Russian Economic Growth Nearly Doubles After Bout of Easing

(Bloomberg) --

Russian economic growth accelerated to 1.7% in the third quarter, the fastest pace this year, after the central bank slashed borrowing costs in four consecutive rate cuts.

The latest growth number, a preliminary reading, is a sharp acceleration from 0.9% in the second quarter and matched the median estimate in a Bloomberg survey.

“Industrial production, mining and extraction, and wholesale trade, especially in natural gas, supported growth in the third quarter,” Pavel Malkov, the head of the agency, said at a press briefing in Moscow.

Russian Economic Growth Nearly Doubles After Bout of Easing

Monetary easing has helped to support consumer demand that was battered by half a decade of shrinking incomes. But economists say further economic growth will be limited without fiscal stimulus. A multi-year infrastructure spending project has so far been slow to get off the ground, but could be a bigger contributor to the economy next year.

“Growth is rebounding, but beneath the headline data demand remains weak,” said Scott Johnson, an economist at Bloomberg Economics. “The economy needs stimulus to keep the recovery going, and fortunately there’s more on the way.”

The Economy Ministry said in a report published Wednesday that budget stimulus may only give a temporary boost to growth.

Key Insights

  • Years of tight monetary and fiscal policy have buffered the Russian economy against sanctions and oil price risks at the expense of growth. The budget surplus reached 3.8% of gross-domestic product, or 3 trillion rubles, in the first nine months of the year, the widest since before the global financial crisis in 2008.
  • The central bank is considering more rate reductions after inflation dropped well below a 4% target.
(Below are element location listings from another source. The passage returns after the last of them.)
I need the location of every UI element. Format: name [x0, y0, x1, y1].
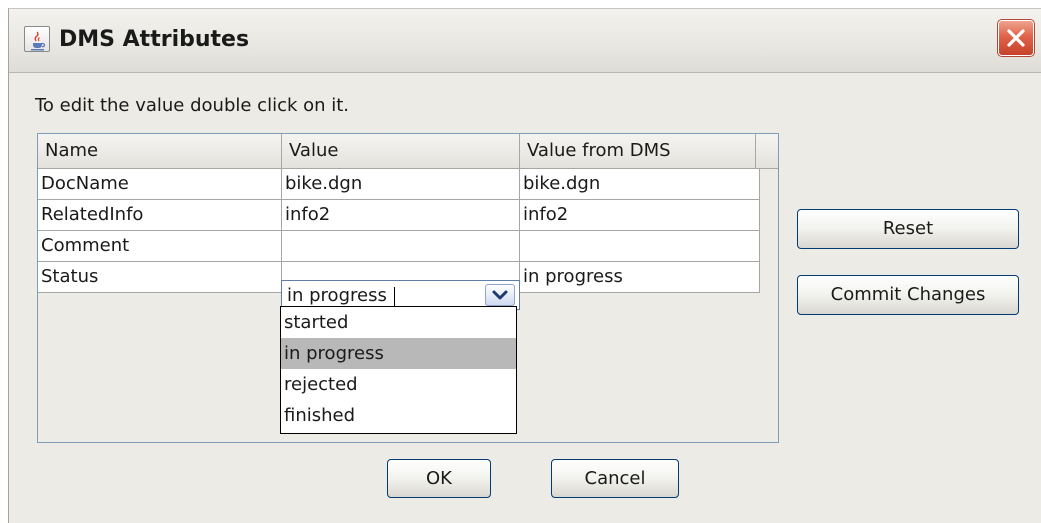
table-cell-value[interactable] [282, 231, 520, 262]
status-dropdown-arrow-button[interactable] [485, 284, 515, 306]
table-cell-value[interactable]: info2 [282, 200, 520, 231]
window-title: DMS Attributes [59, 27, 250, 52]
table-cell-name[interactable]: Comment [38, 231, 282, 262]
java-cup-icon [24, 26, 50, 52]
list-item[interactable]: started [281, 307, 516, 338]
table-cell-dms-value[interactable]: in progress [520, 262, 760, 293]
title-bar[interactable]: DMS Attributes [9, 9, 1041, 73]
cancel-button[interactable]: Cancel [551, 459, 679, 498]
instructions-label: To edit the value double click on it. [35, 95, 350, 116]
close-button[interactable] [997, 19, 1035, 57]
table-cell-name[interactable]: RelatedInfo [38, 200, 282, 231]
dms-attributes-dialog: DMS Attributes To edit the value double … [8, 8, 1041, 523]
commit-changes-button[interactable]: Commit Changes [797, 275, 1019, 315]
list-item-selected[interactable]: in progress [281, 338, 516, 369]
column-header-name[interactable]: Name [38, 134, 282, 169]
column-header-value-from-dms[interactable]: Value from DMS [520, 134, 756, 169]
chevron-down-icon [492, 290, 508, 300]
list-item[interactable]: finished [281, 400, 516, 431]
status-options-list: started in progress rejected finished [280, 306, 517, 434]
table-cell-name[interactable]: Status [38, 262, 282, 293]
table-cell-dms-value[interactable]: bike.dgn [520, 169, 760, 200]
ok-button[interactable]: OK [387, 459, 491, 498]
table-cell-value[interactable]: bike.dgn [282, 169, 520, 200]
list-item[interactable]: rejected [281, 369, 516, 400]
reset-button[interactable]: Reset [797, 209, 1019, 249]
table-cell-dms-value[interactable] [520, 231, 760, 262]
close-icon [1007, 29, 1025, 47]
table-cell-dms-value[interactable]: info2 [520, 200, 760, 231]
text-caret [394, 287, 395, 306]
table-cell-name[interactable]: DocName [38, 169, 282, 200]
column-header-value[interactable]: Value [282, 134, 520, 169]
header-corner [756, 134, 778, 169]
The benchmark rate was cut to 6.5% last month, down from 7.75% at the beginning of the year.
  • The ruble has strengthened more than 8% against the dollar this year, helping bring down the cost of imports and limiting inflation.
  • The economy expanded 1.1% in January-September of this year, the statistics agency said. The rate of growth in the fourth quarter will most likely be similar to the third quarer, the Economy Ministry said Wednesday, maintained its full-year growth estimate of 1.3%.

--With assistance from Zoya Shilova.